The AU has not been very vocal on the “Jasmine Revolution” in Tunisia, and should take advantage of the Summit to condemn the violations committed by militias and the presidential guard of the former Ben Ali regime, to call for them to be prosecuted, to call for respect for the right of assembly, information and expression, and for free and transparent elections at the earliest possible date. The AU should also support all transitional government supporting the work of the Committees set up on corruption, institutional reform and the establishment of facts in abuses and human rights violations committed between December 17, 2010 and January 14, 2011. FIDH asks the AU to request the African Commission on Human and Peoples’ Rights to send an emergency mission to Tunisia to support the efforts of the interim authorities to introduce reforms in favour of Human Rights.
FIDH also calls on the AU to address the situation in Sudan. The fact that the referendum on the independence of South Sudan went smoothly is to be welcomed, but the AU should call on the parties to the Comprehensive Peace Agreement to respect the results of the poll and to take the necessary measures to fully implement the provisions of the Agreement, in particular regarding the status of the Abeyi region. Furthermore, the AU must remain attentive to the situation in Darfur, where serious Human Rights violations have been committed in recent months.
The African Heads of State and Government should also condemn the serious violations of human rights and international humanitarian law in the Democratic Republic of Congo and Somalia. The AU should also call for measures to be taken against the impunity enjoyed by the authors of the most serious crimes, and demand that the States concerned protect civilian populations and human rights defenders.
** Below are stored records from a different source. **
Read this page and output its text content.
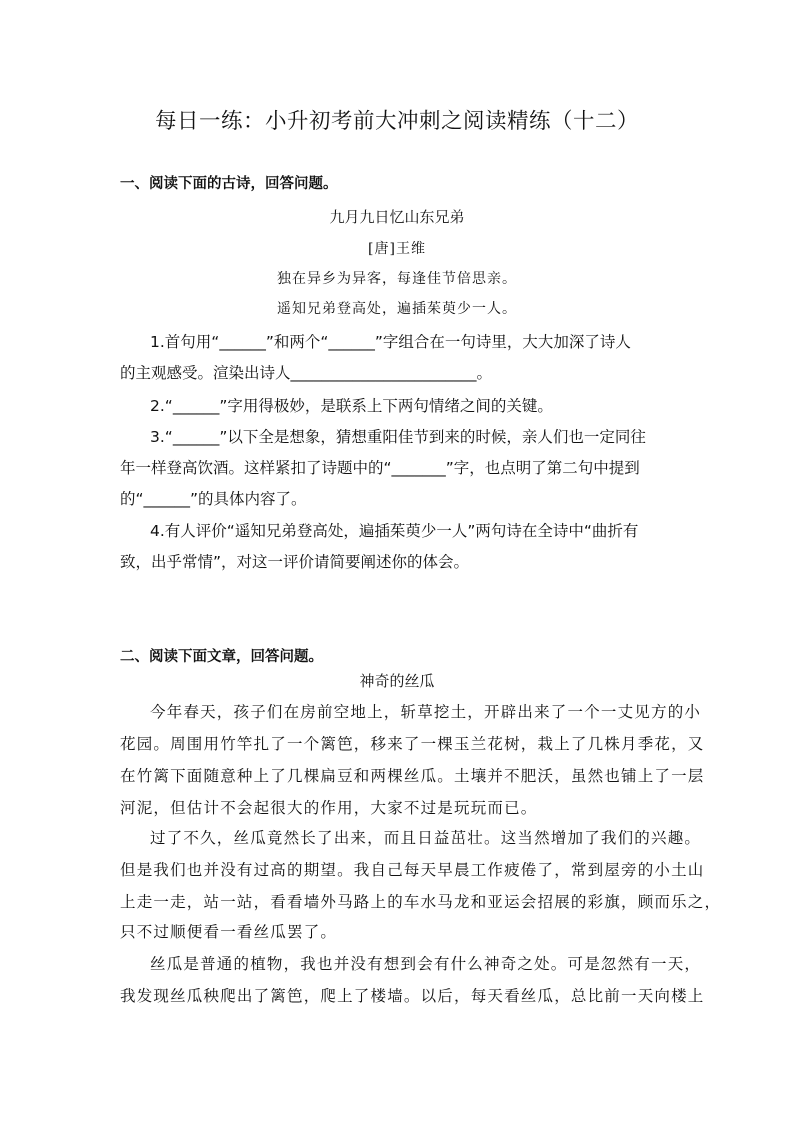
每日一练：小升初考前大冲刺之阅读精练（十二）
一、阅读下面的古诗，回答问题。
九月九日忆山东兄弟
[唐]王维
独在异乡为异客，每逢佳节倍思亲。
遥知兄弟登高处，遍插茱萸少一人。
1.首句用“______”和两个“______”字组合在一句诗里，大大加深了诗人
的主观感受。渲染出诗人________________________。
2.“______”字用得极妙，是联系上下两句情绪之间的关键。
3.“______”以下全是想象，猜想重阳佳节到来的时候，亲人们也一定同往
年一样登高饮酒。这样紧扣了诗题中的“_______”字，也点明了第二句中提到
的“______”的具体内容了。
4.有人评价“遥知兄弟登高处，遍插茱萸少一人”两句诗在全诗中“曲折有
致，出乎常情”，对这一评价请简要阐述你的体会。
二、阅读下面文章，回答问题。
神奇的丝瓜
今年春天，孩子们在房前空地上，斩草挖土，开辟出来了一个一丈见方的小
花园。周围用竹竿扎了一个篱笆，移来了一棵玉兰花树，栽上了几株月季花，又
在竹篱下面随意种上了几棵扁豆和两棵丝瓜。土壤并不肥沃，虽然也铺上了一层
河泥，但估计不会起很大的作用，大家不过是玩玩而已。
过了不久，丝瓜竟然长了出来，而且日益茁壮。这当然增加了我们的兴趣。
但是我们也并没有过高的期望。我自己每天早晨工作疲倦了，常到屋旁的小土山
上走一走，站一站，看看墙外马路上的车水马龙和亚运会招展的彩旗，顾而乐之，
只不过顺便看一看丝瓜罢了。
丝瓜是普通的植物，我也并没有想到会有什么神奇之处。可是忽然有一天，
我发现丝瓜秧爬出了篱笆，爬上了楼墙。以后，每天看丝瓜，总比前一天向楼上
In the face of these crisis and conflict situations, “any decision that would run counter to the right of victims of the most serious crimes to obtain justice would not be understood, and would show contempt for the African civilian populations” stated Sidiki Kaba, FIDH Honorary President. FIDH therefore invites the AU to cooperate with the International Criminal Court and to confirm Senegal’s mandate to bring former President Hissène Habré to trial on its territory, before a special court set up by the African Union.